What you owe on the property due to refinance has no bearing on the assessment.
if your build and improved the property over time, the formula is more complicated.[/quote]
Yes, brian, I appealed in 1994 as well and received about a $48K reduction in assessed value. But by the time our ’98/99 FY tax bill had arrived, the assessor had jacked our assessment back up to within 6K of the appealed value. At that point, there was nothing we could do about it.

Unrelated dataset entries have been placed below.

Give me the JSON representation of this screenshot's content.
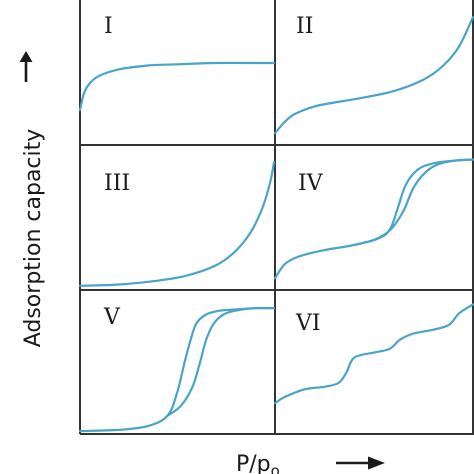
{
  "figure": {
    "ylabel": "Adsorption capacity",
    "xlabel_main": "P/p",
    "xlabel_sub": "o",
    "line_color": "#4aa3c8",
    "frame_color": "#333333",
    "background": "#ffffff"
  },
  "chart_data": [
    {
      "type": "line",
      "label": "I",
      "curves": [
        {
          "x": [
            0,
            0.02,
            0.05,
            0.1,
            0.2,
            0.35,
            0.5,
            0.7,
            0.85,
            1.0
          ],
          "y": [
            0.25,
            0.38,
            0.46,
            0.52,
            0.57,
            0.6,
            0.61,
            0.62,
            0.62,
            0.62
          ]
        }
      ]
    },
    {
      "type": "line",
      "label": "II",
      "curves": [
        {
          "x": [
            0,
            0.05,
            0.1,
            0.2,
            0.3,
            0.45,
            0.6,
            0.75,
            0.85,
            0.93,
            1.0
          ],
          "y": [
            0.07,
            0.16,
            0.22,
            0.28,
            0.31,
            0.35,
            0.4,
            0.49,
            0.6,
            0.75,
            0.98
          ]
        }
      ]
    },
    {
      "type": "line",
      "label": "III",
      "curves": [
        {
          "x": [
            0,
            0.2,
            0.4,
            0.55,
            0.7,
            0.8,
            0.88,
            0.94,
            0.98,
            1.0
          ],
          "y": [
            0.01,
            0.02,
            0.05,
            0.09,
            0.17,
            0.28,
            0.43,
            0.62,
            0.82,
            0.98
          ]
        }
      ]
    },
    {
      "type": "line",
      "label": "IV",
      "curves": [
        {
          "x": [
            0,
            0.05,
            0.12,
            0.25,
            0.4,
            0.52,
            0.58,
            0.62,
            0.66,
            0.72,
            0.8,
            0.9,
            1.0
          ],
          "y": [
            0.07,
            0.18,
            0.24,
            0.29,
            0.33,
            0.38,
            0.45,
            0.62,
            0.8,
            0.92,
            0.97,
            0.99,
            1.0
          ]
        },
        {
          "x": [
            0.4,
            0.5,
            0.56,
            0.6,
            0.65,
            0.7,
            0.76,
            0.82,
            0.9,
            1.0
          ],
          "y": [
            0.33,
            0.37,
            0.42,
            0.48,
            0.6,
            0.78,
            0.9,
            0.96,
            0.99,
            1.0
          ]
        }
      ]
    },
    {
      "type": "line",
      "label": "V",
      "curves": [
        {
          "x": [
            0,
            0.2,
            0.35,
            0.45,
            0.5,
            0.54,
            0.57,
            0.6,
            0.65,
            0.72,
            0.8,
            0.9,
            1.0
          ],
          "y": [
            0.0,
            0.01,
            0.04,
            0.12,
            0.3,
            0.55,
            0.72,
            0.85,
            0.92,
            0.95,
            0.96,
            0.97,
            0.97
          ]
        },
        {
          "x": [
            0.45,
            0.52,
            0.58,
            0.62,
            0.65,
            0.69,
            0.74,
            0.8,
            0.9,
            1.0
          ],
          "y": [
            0.12,
            0.2,
            0.35,
            0.55,
            0.72,
            0.85,
            0.92,
            0.95,
            0.97,
            0.97
          ]
        }
      ]
    },
    {
      "type": "line",
      "label": "VI",
      "curves": [
        {
          "x": [
            0,
            0.05,
            0.15,
            0.25,
            0.32,
            0.36,
            0.4,
            0.5,
            0.58,
            0.63,
            0.7,
            0.8,
            0.88,
            0.93,
            1.0
          ],
          "y": [
            0.22,
            0.27,
            0.33,
            0.35,
            0.38,
            0.46,
            0.58,
            0.62,
            0.65,
            0.72,
            0.77,
            0.8,
            0.84,
            0.93,
            1.0
          ]
        }
      ]
    }
  ]
}
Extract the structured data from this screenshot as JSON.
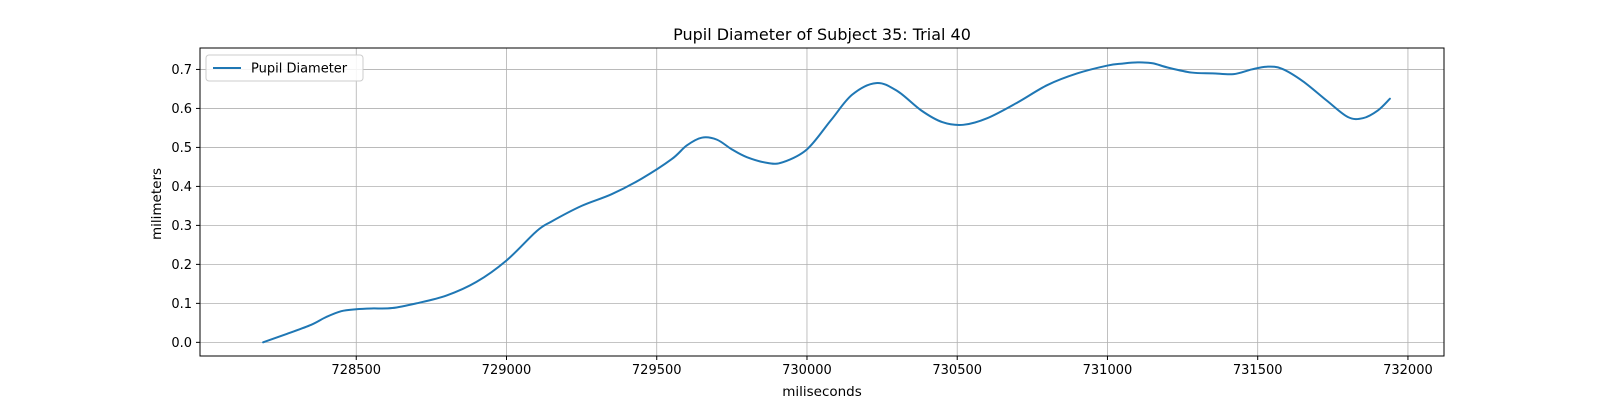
{
  "chart_data": {
    "type": "line",
    "title": "Pupil Diameter of Subject 35: Trial 40",
    "xlabel": "miliseconds",
    "ylabel": "milimeters",
    "xlim": [
      727980,
      732120
    ],
    "ylim": [
      -0.035,
      0.755
    ],
    "x_ticks": [
      728500,
      729000,
      729500,
      730000,
      730500,
      731000,
      731500,
      732000
    ],
    "y_ticks": [
      0.0,
      0.1,
      0.2,
      0.3,
      0.4,
      0.5,
      0.6,
      0.7
    ],
    "x_tick_labels": [
      "728500",
      "729000",
      "729500",
      "730000",
      "730500",
      "731000",
      "731500",
      "732000"
    ],
    "y_tick_labels": [
      "0.0",
      "0.1",
      "0.2",
      "0.3",
      "0.4",
      "0.5",
      "0.6",
      "0.7"
    ],
    "grid": true,
    "legend": {
      "position": "upper-left",
      "entries": [
        "Pupil Diameter"
      ]
    },
    "series": [
      {
        "name": "Pupil Diameter",
        "color": "#1f77b4",
        "x": [
          728190,
          728270,
          728350,
          728400,
          728450,
          728500,
          728550,
          728620,
          728700,
          728800,
          728900,
          729000,
          729100,
          729150,
          729250,
          729350,
          729450,
          729550,
          729600,
          729650,
          729700,
          729750,
          729800,
          729870,
          729920,
          730000,
          730080,
          730150,
          730230,
          730300,
          730380,
          730450,
          730520,
          730600,
          730700,
          730800,
          730900,
          731000,
          731050,
          731100,
          731150,
          731200,
          731280,
          731350,
          731420,
          731480,
          731530,
          731580,
          731650,
          731730,
          731800,
          731850,
          731900,
          731940
        ],
        "y": [
          0.0,
          0.022,
          0.045,
          0.065,
          0.08,
          0.085,
          0.087,
          0.088,
          0.1,
          0.12,
          0.155,
          0.21,
          0.285,
          0.31,
          0.35,
          0.38,
          0.42,
          0.47,
          0.505,
          0.525,
          0.52,
          0.495,
          0.475,
          0.46,
          0.462,
          0.495,
          0.57,
          0.635,
          0.665,
          0.645,
          0.595,
          0.565,
          0.558,
          0.575,
          0.615,
          0.66,
          0.69,
          0.71,
          0.715,
          0.718,
          0.716,
          0.705,
          0.692,
          0.69,
          0.688,
          0.7,
          0.707,
          0.702,
          0.67,
          0.62,
          0.578,
          0.575,
          0.595,
          0.625
        ]
      }
    ]
  }
}
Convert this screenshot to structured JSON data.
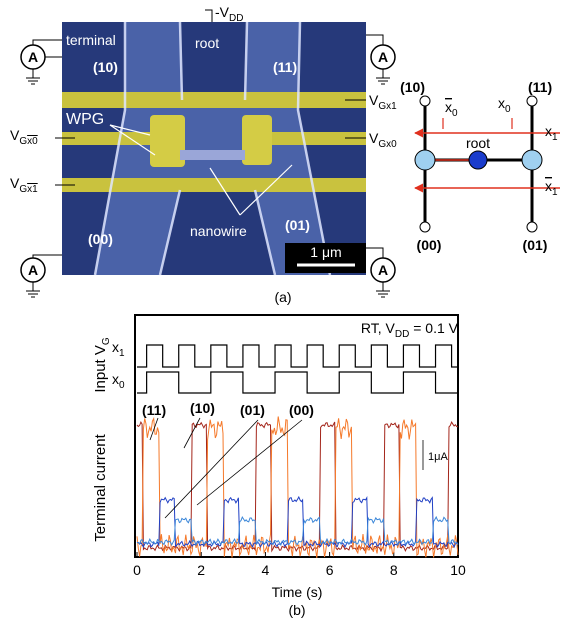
{
  "panel_a": {
    "vdd": {
      "main": "-V",
      "sub": "DD"
    },
    "root": "root",
    "terminal": "terminal",
    "terminals": [
      "(10)",
      "(11)",
      "(01)",
      "(00)"
    ],
    "wpg": "WPG",
    "ammeter": "A",
    "vgx1": {
      "main": "V",
      "sub": "Gx1"
    },
    "vgx0": {
      "main": "V",
      "sub": "Gx0"
    },
    "vgx0bar": {
      "main": "V",
      "sub": "G",
      "bar": "x0"
    },
    "vgx1bar": {
      "main": "V",
      "sub": "G",
      "bar": "x1"
    },
    "nanowire": "nanowire",
    "scale_bar": "1 μm",
    "caption": "(a)"
  },
  "schematic": {
    "nodes": [
      "(10)",
      "(11)",
      "(00)",
      "(01)"
    ],
    "root": "root",
    "x0bar": {
      "main": "x",
      "sub": "0"
    },
    "x0": {
      "main": "x",
      "sub": "0"
    },
    "x1": {
      "main": "x",
      "sub": "1"
    },
    "x1bar": {
      "main": "x",
      "sub": "1"
    }
  },
  "panel_b": {
    "condition": {
      "pre": "RT, V",
      "sub": "DD",
      "post": " = 0.1 V"
    },
    "input_label": {
      "main": "Input V",
      "sub": "G"
    },
    "current_label": "Terminal current",
    "x1": {
      "main": "x",
      "sub": "1"
    },
    "x0": {
      "main": "x",
      "sub": "0"
    },
    "traces": [
      "(11)",
      "(10)",
      "(01)",
      "(00)"
    ],
    "scale": "1μA",
    "xlim": [
      0,
      10
    ],
    "xticks": [
      0,
      2,
      4,
      6,
      8,
      10
    ],
    "xlabel": "Time (s)",
    "caption": "(b)"
  }
}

Prop 8 allows them to assess higher or lower and also to “restore” an appealed value in just one tax year if market conditions dictate that it is warranted. Of course, these types of adjustments can, and most often do, exceed the 2% allowed by Prop 13.
September 11, 2012 at 11:54 AM #751335bearishgurl
Participant[quote=flu][quote=Blogstar]Should they add the %2(or any percent) in seriously falling markets year after year?
What does prop 13 have to address assessments in falling markets. What does the State Board of Equalization have to say about the practice of raising assessments in falling markets? These are some questions that came up after looking at my tax bills while going through the appeal.
Yes, it was funny to belittle my property to the assessor’s appraiser…My wife and I were laughing about it.[/quote]
I posted the following question a few threads back to validate my understanding…Here was the thread (which EconProf responded to)…
And UCGal summed up in the upper thread.
http://piggington.com/property_tax_minimization_after_reassessment
Basically, the 2% cap rule doesn’t apply if you get reassesed, and up to your initial price…So I was just thinking in theory …If you bought and the FMV of the property went down significantly and if it was possible(minus transaction costs of doing so,hassle etc)…Would it be better off selling the property/buying it back, and get you 2% cap rule from the new sale price….But I’m sure there’s rules about that too.[/quote]
Just reviewed this short thread. These two threads are the first time I have seen EconProf’s very informative posts!